Donne in politica: i social media sono il nuovo equalizzatore sociale

Roma, 18 ottobre 2016 – C’è un mezzo che abbatte davvero le distanze tra uomini e donne soprattutto in politica: i social media ad ogni latitudine svolgono una stessa funzione, quella di equalizzatore sociale. Tutto ciò perché il costo d’entrata per l’utilizzo di questi nuovi strumenti, da Facebook a Twitter, è molto basso e le distanze tra uomini e donne vengono di fatto annullate. Un pregio ancora più visibile soprattutto in politica dove i social abbattono “le barriere” permettendo nella competizione politica di dare a tutti la stessa visibilità; non è un caso che l’85% delle parlamentari nel mondo utilizza stabilmente i social anche se il peccato più grave è di adoperarli soprattutto durante la campagna elettorale e meno durante il mandato legislativo.
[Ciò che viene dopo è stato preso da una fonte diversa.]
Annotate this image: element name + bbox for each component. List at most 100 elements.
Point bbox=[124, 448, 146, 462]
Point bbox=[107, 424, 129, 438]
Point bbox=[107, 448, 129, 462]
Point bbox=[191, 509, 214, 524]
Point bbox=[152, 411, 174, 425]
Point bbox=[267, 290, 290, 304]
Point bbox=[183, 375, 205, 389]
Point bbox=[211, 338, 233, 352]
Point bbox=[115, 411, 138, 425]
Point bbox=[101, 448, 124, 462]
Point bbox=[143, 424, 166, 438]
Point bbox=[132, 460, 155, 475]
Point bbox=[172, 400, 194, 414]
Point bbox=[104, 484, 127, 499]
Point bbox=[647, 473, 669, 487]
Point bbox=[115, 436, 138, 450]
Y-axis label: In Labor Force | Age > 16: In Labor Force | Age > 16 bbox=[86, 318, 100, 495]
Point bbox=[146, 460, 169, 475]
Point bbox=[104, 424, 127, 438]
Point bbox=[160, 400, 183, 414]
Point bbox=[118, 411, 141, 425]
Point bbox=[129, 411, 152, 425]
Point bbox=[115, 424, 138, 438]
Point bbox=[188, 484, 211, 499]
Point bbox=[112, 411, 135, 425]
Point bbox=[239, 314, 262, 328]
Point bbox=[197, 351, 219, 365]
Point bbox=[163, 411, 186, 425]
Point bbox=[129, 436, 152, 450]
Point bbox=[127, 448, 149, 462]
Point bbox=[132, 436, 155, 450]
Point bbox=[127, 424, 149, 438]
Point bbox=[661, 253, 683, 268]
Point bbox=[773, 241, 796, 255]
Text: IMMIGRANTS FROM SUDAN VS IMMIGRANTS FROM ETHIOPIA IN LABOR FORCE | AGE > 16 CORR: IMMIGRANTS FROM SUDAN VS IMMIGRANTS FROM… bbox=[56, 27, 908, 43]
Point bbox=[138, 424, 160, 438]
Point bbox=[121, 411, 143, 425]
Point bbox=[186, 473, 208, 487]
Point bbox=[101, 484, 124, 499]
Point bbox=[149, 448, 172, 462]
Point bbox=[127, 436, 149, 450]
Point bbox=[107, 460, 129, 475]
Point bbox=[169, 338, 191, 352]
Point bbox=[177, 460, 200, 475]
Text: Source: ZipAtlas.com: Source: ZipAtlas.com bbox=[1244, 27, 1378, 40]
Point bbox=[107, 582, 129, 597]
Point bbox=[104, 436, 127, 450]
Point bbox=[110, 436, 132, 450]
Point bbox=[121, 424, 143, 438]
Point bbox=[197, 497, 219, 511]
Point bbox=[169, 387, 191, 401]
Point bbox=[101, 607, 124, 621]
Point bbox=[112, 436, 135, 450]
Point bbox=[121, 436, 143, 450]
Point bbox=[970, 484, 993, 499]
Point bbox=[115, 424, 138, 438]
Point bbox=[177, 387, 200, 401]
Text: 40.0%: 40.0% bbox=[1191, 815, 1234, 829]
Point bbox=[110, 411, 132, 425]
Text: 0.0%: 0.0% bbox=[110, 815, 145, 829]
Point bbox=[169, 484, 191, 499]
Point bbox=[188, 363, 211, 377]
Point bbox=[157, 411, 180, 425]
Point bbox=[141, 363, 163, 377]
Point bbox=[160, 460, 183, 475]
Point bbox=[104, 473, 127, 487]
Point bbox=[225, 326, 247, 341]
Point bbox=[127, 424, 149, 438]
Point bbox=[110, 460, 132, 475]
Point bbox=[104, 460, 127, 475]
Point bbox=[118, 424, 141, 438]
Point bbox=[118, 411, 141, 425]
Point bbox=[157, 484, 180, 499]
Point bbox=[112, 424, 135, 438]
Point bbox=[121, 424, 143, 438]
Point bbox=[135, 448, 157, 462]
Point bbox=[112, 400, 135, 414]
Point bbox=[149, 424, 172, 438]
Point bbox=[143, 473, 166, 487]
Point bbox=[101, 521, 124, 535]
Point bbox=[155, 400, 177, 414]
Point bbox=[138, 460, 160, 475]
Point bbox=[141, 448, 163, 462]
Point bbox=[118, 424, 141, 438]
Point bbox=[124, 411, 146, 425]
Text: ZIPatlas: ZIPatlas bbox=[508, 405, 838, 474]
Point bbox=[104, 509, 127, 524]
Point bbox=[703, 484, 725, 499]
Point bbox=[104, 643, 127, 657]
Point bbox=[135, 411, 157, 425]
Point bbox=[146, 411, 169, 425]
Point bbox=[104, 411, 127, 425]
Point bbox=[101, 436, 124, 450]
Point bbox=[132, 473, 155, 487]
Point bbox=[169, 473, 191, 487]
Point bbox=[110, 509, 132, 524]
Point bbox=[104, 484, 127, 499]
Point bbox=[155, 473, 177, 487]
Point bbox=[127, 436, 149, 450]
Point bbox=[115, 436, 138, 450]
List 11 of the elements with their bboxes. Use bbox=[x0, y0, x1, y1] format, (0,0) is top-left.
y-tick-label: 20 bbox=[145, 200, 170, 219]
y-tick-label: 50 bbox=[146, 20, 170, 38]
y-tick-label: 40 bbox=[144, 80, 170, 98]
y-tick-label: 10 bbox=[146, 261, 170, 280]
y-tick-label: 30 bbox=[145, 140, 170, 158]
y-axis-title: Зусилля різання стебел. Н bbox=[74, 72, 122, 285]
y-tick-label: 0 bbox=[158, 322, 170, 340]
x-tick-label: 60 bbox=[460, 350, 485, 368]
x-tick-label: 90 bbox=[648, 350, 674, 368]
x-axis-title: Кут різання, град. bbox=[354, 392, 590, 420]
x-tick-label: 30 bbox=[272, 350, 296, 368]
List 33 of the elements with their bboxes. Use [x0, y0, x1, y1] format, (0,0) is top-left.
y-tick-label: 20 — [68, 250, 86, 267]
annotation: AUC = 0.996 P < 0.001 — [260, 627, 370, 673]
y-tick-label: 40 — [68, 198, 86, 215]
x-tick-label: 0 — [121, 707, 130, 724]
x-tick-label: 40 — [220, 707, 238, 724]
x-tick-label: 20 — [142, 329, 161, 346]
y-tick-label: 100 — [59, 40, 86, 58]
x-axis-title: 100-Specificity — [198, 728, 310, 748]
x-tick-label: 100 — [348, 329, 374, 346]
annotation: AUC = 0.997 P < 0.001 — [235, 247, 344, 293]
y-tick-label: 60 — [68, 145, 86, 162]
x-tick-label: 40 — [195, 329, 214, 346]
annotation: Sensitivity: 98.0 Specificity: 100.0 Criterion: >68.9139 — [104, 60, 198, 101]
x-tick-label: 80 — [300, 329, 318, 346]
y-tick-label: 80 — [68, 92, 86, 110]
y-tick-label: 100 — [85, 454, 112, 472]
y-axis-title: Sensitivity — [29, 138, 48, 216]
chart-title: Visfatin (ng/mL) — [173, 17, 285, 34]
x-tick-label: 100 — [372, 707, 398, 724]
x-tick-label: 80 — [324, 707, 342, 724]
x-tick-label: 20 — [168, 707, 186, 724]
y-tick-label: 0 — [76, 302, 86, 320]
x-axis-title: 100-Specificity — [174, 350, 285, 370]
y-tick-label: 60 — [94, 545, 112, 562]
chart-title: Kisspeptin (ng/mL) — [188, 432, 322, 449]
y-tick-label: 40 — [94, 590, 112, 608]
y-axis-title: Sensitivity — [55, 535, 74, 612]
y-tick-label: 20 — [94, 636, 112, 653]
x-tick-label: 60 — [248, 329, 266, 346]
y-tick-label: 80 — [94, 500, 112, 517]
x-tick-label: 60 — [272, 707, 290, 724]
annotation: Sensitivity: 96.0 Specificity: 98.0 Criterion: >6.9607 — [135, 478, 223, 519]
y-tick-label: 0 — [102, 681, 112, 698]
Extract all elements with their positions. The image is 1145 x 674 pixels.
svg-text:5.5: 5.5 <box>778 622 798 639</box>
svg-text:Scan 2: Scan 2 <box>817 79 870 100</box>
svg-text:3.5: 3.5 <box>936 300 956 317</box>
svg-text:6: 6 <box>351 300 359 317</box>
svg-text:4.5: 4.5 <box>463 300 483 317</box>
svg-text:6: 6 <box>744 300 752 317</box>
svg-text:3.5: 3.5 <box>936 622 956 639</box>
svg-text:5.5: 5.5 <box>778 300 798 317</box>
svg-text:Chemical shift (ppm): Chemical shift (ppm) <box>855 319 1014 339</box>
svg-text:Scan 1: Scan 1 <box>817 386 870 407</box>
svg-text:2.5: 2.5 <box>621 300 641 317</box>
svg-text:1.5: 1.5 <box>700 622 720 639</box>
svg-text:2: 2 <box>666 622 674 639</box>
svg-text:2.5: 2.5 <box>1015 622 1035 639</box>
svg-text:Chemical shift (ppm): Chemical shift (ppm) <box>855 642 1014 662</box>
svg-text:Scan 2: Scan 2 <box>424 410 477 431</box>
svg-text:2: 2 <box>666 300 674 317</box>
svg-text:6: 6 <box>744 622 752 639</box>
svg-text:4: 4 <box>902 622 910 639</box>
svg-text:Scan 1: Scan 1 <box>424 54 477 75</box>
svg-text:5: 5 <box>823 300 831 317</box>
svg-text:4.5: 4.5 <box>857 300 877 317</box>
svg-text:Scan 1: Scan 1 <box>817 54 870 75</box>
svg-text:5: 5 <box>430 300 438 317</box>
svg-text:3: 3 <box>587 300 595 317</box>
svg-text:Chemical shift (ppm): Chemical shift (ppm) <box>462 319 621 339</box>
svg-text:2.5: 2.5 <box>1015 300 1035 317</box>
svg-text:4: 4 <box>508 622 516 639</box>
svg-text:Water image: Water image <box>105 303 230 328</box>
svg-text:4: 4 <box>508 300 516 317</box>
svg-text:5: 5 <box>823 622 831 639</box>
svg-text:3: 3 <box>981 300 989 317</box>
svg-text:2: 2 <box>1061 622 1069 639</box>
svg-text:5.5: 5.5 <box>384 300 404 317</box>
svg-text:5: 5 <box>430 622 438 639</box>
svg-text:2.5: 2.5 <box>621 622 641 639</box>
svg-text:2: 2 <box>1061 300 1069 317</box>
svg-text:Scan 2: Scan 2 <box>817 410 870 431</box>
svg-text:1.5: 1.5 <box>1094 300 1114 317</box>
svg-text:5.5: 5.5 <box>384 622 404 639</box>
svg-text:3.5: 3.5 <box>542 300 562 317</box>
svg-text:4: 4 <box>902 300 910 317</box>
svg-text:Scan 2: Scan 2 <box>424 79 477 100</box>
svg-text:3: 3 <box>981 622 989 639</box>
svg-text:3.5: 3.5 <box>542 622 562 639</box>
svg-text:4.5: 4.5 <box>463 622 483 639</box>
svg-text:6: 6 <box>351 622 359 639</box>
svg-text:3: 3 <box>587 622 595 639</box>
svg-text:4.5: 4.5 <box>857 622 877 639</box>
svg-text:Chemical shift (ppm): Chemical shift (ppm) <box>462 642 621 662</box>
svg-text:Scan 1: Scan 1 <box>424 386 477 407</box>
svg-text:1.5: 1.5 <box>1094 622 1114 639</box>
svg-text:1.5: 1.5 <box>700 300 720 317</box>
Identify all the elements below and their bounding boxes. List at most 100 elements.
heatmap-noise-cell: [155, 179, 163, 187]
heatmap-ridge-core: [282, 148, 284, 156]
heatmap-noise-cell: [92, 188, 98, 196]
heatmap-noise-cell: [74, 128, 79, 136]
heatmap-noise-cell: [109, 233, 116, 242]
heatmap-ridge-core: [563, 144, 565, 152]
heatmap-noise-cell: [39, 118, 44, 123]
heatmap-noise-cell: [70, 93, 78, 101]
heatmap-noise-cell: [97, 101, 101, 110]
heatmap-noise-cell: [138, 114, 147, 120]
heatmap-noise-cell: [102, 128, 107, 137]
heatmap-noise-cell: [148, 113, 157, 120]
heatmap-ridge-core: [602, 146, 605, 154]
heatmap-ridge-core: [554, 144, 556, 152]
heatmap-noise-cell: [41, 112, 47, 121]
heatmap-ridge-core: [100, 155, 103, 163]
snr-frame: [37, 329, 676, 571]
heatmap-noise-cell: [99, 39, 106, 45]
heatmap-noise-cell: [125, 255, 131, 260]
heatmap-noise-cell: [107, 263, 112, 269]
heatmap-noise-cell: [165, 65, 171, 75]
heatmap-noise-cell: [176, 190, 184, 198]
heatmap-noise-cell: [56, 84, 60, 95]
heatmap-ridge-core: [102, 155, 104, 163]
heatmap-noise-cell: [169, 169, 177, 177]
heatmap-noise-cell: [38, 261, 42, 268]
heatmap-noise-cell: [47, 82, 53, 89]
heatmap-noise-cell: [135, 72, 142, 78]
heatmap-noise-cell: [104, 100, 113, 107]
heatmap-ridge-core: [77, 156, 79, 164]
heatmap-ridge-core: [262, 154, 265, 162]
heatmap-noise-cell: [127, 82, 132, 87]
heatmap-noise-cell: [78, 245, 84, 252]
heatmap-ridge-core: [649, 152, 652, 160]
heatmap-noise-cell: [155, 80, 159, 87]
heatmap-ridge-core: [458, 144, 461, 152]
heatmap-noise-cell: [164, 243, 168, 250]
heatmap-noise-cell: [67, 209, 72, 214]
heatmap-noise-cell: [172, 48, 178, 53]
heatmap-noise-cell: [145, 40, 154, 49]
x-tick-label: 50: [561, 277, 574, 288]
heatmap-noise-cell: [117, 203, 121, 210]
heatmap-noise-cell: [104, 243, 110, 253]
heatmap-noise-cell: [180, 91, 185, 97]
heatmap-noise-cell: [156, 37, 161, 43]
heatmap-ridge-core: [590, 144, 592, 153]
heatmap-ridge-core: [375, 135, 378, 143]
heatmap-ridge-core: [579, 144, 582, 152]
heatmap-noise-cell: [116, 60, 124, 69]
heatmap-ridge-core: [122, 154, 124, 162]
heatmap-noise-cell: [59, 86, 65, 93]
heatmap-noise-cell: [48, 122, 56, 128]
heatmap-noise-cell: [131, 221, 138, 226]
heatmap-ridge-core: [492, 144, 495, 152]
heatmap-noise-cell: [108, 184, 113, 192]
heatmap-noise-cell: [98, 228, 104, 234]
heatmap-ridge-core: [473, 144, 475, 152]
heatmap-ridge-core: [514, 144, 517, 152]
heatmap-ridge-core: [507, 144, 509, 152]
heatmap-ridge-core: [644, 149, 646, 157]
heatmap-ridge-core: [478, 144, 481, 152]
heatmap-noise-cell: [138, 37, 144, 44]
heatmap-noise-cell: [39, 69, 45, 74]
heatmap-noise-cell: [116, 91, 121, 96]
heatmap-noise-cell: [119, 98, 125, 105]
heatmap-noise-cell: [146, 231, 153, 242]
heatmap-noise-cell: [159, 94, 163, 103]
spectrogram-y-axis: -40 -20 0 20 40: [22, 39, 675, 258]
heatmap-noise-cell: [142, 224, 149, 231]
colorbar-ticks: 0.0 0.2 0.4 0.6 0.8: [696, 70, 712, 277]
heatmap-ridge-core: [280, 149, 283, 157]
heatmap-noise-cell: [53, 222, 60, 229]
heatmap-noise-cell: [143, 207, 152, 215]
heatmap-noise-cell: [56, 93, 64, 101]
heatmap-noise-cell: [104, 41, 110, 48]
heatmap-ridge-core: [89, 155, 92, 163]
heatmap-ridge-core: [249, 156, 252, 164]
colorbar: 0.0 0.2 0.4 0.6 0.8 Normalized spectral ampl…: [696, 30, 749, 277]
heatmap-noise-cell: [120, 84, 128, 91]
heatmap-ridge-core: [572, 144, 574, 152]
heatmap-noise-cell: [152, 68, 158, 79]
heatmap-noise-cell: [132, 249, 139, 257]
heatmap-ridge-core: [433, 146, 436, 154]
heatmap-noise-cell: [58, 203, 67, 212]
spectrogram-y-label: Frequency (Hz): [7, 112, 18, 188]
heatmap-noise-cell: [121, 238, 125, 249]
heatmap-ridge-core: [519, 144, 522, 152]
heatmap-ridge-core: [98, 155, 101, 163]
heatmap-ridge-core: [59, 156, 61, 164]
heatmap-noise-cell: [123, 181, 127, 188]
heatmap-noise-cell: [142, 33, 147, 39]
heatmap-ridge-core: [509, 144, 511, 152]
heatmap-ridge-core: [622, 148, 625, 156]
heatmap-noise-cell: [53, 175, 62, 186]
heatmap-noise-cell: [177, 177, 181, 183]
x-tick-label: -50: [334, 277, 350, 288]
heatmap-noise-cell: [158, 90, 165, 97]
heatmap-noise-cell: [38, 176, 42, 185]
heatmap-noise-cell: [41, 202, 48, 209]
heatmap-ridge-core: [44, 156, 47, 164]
È quanto emerge dal Rapporto Social Media: Advancing Women in Politics? svolto dalla Fondazione Women in Parliaments Global Forum (WIP) in collaborazione con l’Università di Harvard, il supporto di Facebook, che ha coinvolto 900 parlamentari di 107 Paesi (di questi 25 in Europa). Lo studio è stato presentato questa mattina a Palazzo Giustiniani dalla Vice Presidente del Senato, Linda Lanzillotta in qualità di ambassador per l’Italia e membro dell’Executive Board delWomen in Parliaments Global Forum e dall’amministratore delegato di WIP, Rick Zedník. Dei risultati hanno discusso Anna Ascani deputata del Partito Democratico,  Anna Maria Bernini, senatrice di Forza Italia e Sara Ranzini direttore della comunicazione Facebook Italia.

“Questo studio conferma che i social media sono una grande risorsa con un incredibile impatto politico – ha spiegato Rick Zednìk – anche perché hanno un costo di entrata molto basso, specialmente se lo confrontiamo con le risorse provenienti da campagne di finanziamento, dai network professionali o dalle campagne basate sui media tradizionali. Le donne che hanno tradizionalmente un limitato accesso a questo tipo di risorse grazie ai social riconquistano pari opportunità politica rispetto agli uomini”.

“I social media, come un tempo è avvenuto con la televisione, hanno cambiato la comunicazione politica e non solo. Lo studio dimostra che questi strumenti oltre a fidelizzare gli elettori rappresentano per le donne che vogliono fare politica una chance in più – ha spiegato Linda Lanzillotta – in quanto se ben utilizzati possono dare loro la stessa visibilità degli uomini, anche se poi i meccanismi di selezione della classe dirigente, almeno nei partiti tradizionali, difficilmente passano dal web e seguono criteri di parità di genere”.